The human genome contains about 3 billion “letters,” the chemical nucleotides adenine, cytosine, guanine, and thymine (A, C, G, and T) that encode genes. Gene sequences are embedded within much longer stretches of DNA known as isochores. An isochore is defined by the percentage of G and C in its sequence–which could be below 40 percent or as high as 52 percent–and is relatively uniform over its length of typically several hundred thousand nucleotides.
Pedro Carpena of Harvard University and the University of Málaga in Spain and his colleagues wanted to look for regularity on scales larger than a single isochore. They searched for large-scale GC-rich and GC-poor regions in the sequences of human chromosomes using a conventional algorithm based on the concept of entropy–a measure of the number of different ways that a state can be generated. If ten coin flips come out with five heads followed by five tails, the whole sequence has high entropy, as there are many ways to achieve such a 50-50 result. But the two runs of five identical flips each have very low entropy, as there’s only one way for each to occur. Carpena and his colleagues split the chromosome’s nucleotide sequence into segments that would maximize the difference in entropy between individual segments and the sequence as a whole.
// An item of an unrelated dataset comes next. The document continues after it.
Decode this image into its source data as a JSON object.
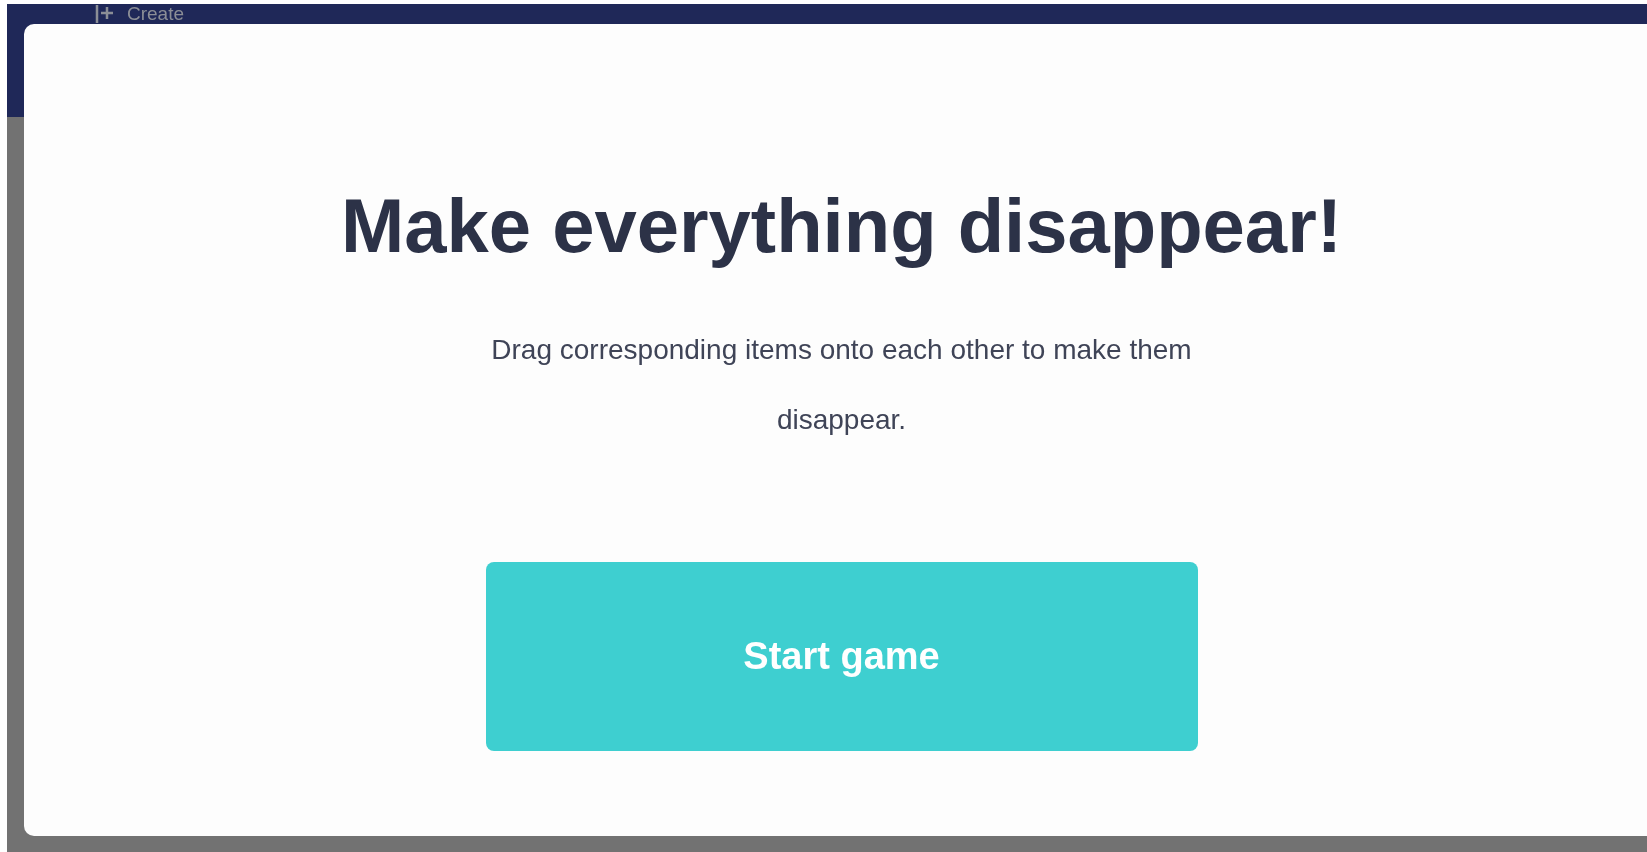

However, even in a random sequence of coin flips, there are likely to be stretches of the same value due solely to chance. So researchers check that the calculated change in entropy is larger than would be expected from a truly random series, to be sure that the substructures are real.
Traditionally, a random sequence of nucleotides has been used as the baseline for comparison. Real DNA, however, has long-range order. That is, the probability of a given nucleotide appearing is not independent of the nucleotides that came before it. To take this into account, Carpena and his colleagues developed a new baseline model with realistic long-range ordering and compared their segmented sequences with it. They found that each human chromosome segmented into a few huge segments tens of millions of nucleotides long–longer than any previously known organizational structure in the genome. These segments, which they’ve dubbed “superstructures,” were found to contain two hundred genes on average. Several simpler statistical crosschecks also found evidence for structures on the same scale.
To find out whether these structures are biologically meaningful or just statistical anomalies, the team looked at the underlying genes in the superstructures. They used a separate database that assigns to each gene a series of descriptive words characterizing its biological function, such as “membrane,” “metabolic,” or “signaling.” Two genes selected at random are likely to share six of these descriptive terms. Two genes on the same isochore share roughly 15. Any two genes in the same superstructure, the team found, are likely to share roughly 18 terms. They think this is a remarkable level of similarity, given that genes in a superstructure are on average a hundred times farther away from each other than genes in an isochore.
To Carpena and his colleagues, this functional similarity suggests that superstructures do have a biological function, even if they can’t yet identify it. They hope to study how these superstructures might be related to the three-dimensional structures of chromosomes, which are coiled up inside of a cell’s nucleus.
Wentian Li of the North Shore Long Island Jewish Health System says the new work is the first to explicitly call attention to patterns at such large scales, although there had been indications of such large-scale structures in the past. He is especially impressed with one of the correlation techniques the team used and with their use of the database of gene descriptors.